Sans ce geste je ne pense vraiment pas qu'il se serait vendu plus de 200 000 exemplaires du single de Marly-Gomont (je ne compte pas les ~ 100 000 exemplaires de l'album).
Autre (contre) exemple qui montre que les plus grands contrefacteurs ne se situent pas dans le public comme on veut bien nous le faire avaler mais bien chez les fameux ayants-droit.

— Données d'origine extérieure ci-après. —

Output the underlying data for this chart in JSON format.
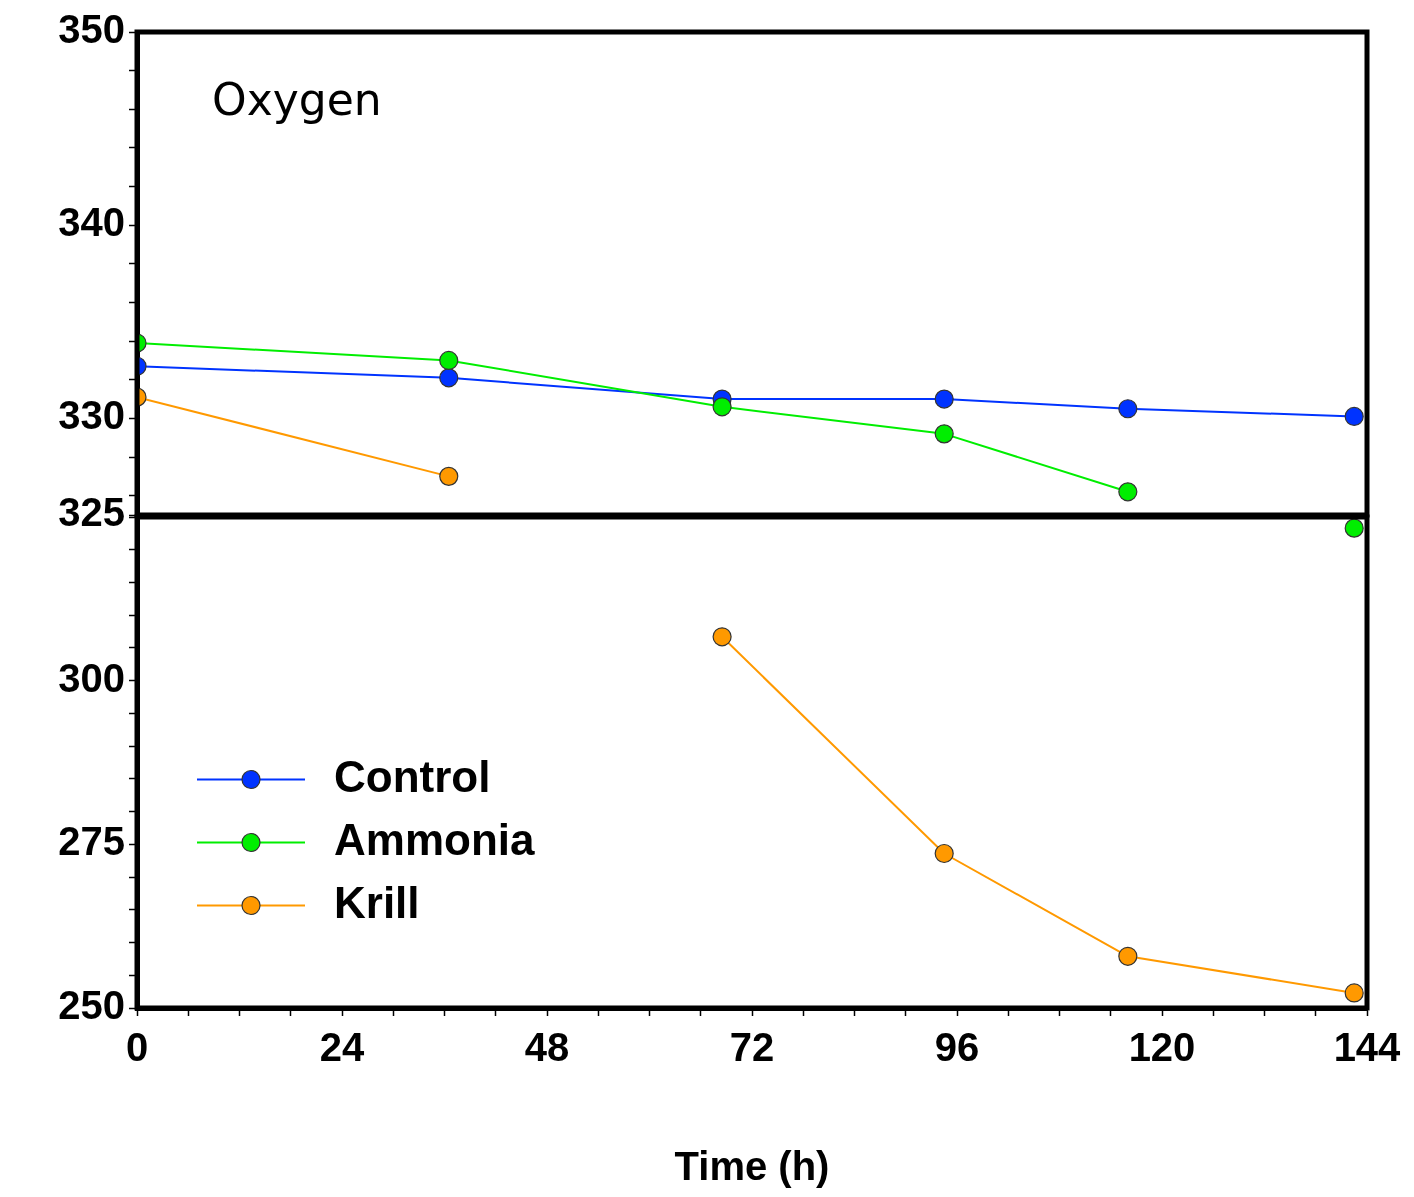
{
  "chart_data": [
    {
      "type": "line",
      "annotations": [
        "Oxygen"
      ],
      "xlim": [
        0,
        144
      ],
      "ylim": [
        325,
        350
      ],
      "yticks": [
        325,
        {
          "value": 326,
          "label": null
        },
        {
          "value": 328,
          "label": null
        },
        330,
        {
          "value": 332,
          "label": null
        },
        {
          "value": 334,
          "label": null
        },
        {
          "value": 336,
          "label": null
        },
        {
          "value": 338,
          "label": null
        },
        340,
        {
          "value": 342,
          "label": null
        },
        {
          "value": 344,
          "label": null
        },
        {
          "value": 346,
          "label": null
        },
        {
          "value": 348,
          "label": null
        },
        350
      ],
      "series": [
        {
          "color": "#0033ff",
          "x": [
            0,
            36.5,
            68.5,
            94.5,
            116,
            142.5
          ],
          "values": [
            332.7,
            332.1,
            331.0,
            331.0,
            330.5,
            330.1
          ]
        },
        {
          "color": "#00ee00",
          "x": [
            0,
            36.5,
            68.5,
            94.5,
            116
          ],
          "values": [
            333.9,
            333.0,
            330.6,
            329.2,
            326.2
          ]
        },
        {
          "color": "#ff9900",
          "x": [
            0,
            36.5
          ],
          "values": [
            331.1,
            327.0
          ]
        }
      ],
      "marker": "circle",
      "grid": false,
      "legend": false,
      "tick_labels": "y"
    },
    {
      "type": "line",
      "xlabel": "Time (h)",
      "xlim": [
        0,
        144
      ],
      "xticks": [
        0,
        {
          "value": 6,
          "label": null
        },
        {
          "value": 12,
          "label": null
        },
        {
          "value": 18,
          "label": null
        },
        24,
        {
          "value": 30,
          "label": null
        },
        {
          "value": 36,
          "label": null
        },
        {
          "value": 42,
          "label": null
        },
        48,
        {
          "value": 54,
          "label": null
        },
        {
          "value": 60,
          "label": null
        },
        {
          "value": 66,
          "label": null
        },
        72,
        {
          "value": 78,
          "label": null
        },
        {
          "value": 84,
          "label": null
        },
        {
          "value": 90,
          "label": null
        },
        96,
        {
          "value": 102,
          "label": null
        },
        {
          "value": 108,
          "label": null
        },
        {
          "value": 114,
          "label": null
        },
        120,
        {
          "value": 126,
          "label": null
        },
        {
          "value": 132,
          "label": null
        },
        {
          "value": 138,
          "label": null
        },
        144
      ],
      "ylim": [
        250,
        325
      ],
      "yticks": [
        250,
        {
          "value": 255,
          "label": null
        },
        {
          "value": 260,
          "label": null
        },
        {
          "value": 265,
          "label": null
        },
        {
          "value": 270,
          "label": null
        },
        275,
        {
          "value": 280,
          "label": null
        },
        {
          "value": 285,
          "label": null
        },
        {
          "value": 290,
          "label": null
        },
        {
          "value": 295,
          "label": null
        },
        300,
        {
          "value": 305,
          "label": null
        },
        {
          "value": 310,
          "label": null
        },
        {
          "value": 315,
          "label": null
        },
        {
          "value": 320,
          "label": null
        },
        {
          "value": 325,
          "label": null
        }
      ],
      "series": [
        {
          "name": "Control",
          "color": "#0033ff"
        },
        {
          "name": "Ammonia",
          "color": "#00ee00",
          "x": [
            142.5
          ],
          "values": [
            323.3
          ]
        },
        {
          "name": "Krill",
          "color": "#ff9900",
          "x": [
            68.5,
            94.5,
            116,
            142.5
          ],
          "values": [
            306.7,
            273.6,
            257.9,
            252.3
          ]
        }
      ],
      "marker": "circle",
      "grid": false,
      "legend": "left"
    }
  ]
}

Il s'agit de l'histoire de Pierrot le poisson clown personnage créée à la fin des années 90 mais déposé en 2002 et en tant que marque figurative en 2003.
Personnage réutilisé par Disney sous le nom de ... Nemo.
L'issue n'a pas fait un pli Disney ayant réussi à prouver qu'il avait déposé le modèle dès 2001. Flaven Scene a même été accusé d'avoir fait exprès de déposer le modèle pour contrer Disney (et donc d'attendre 3 ans la sortie du dessin animé pour intenter un procès).
Il n'est ABSOLUMENT PAS prouvé que les copies dites illégales contribuent à la déchéance d'une oeuvre. En revanche il est prouvé que se foutre de la gueule des fans plombe sérieusement la crédibilité de cette même oeuvre.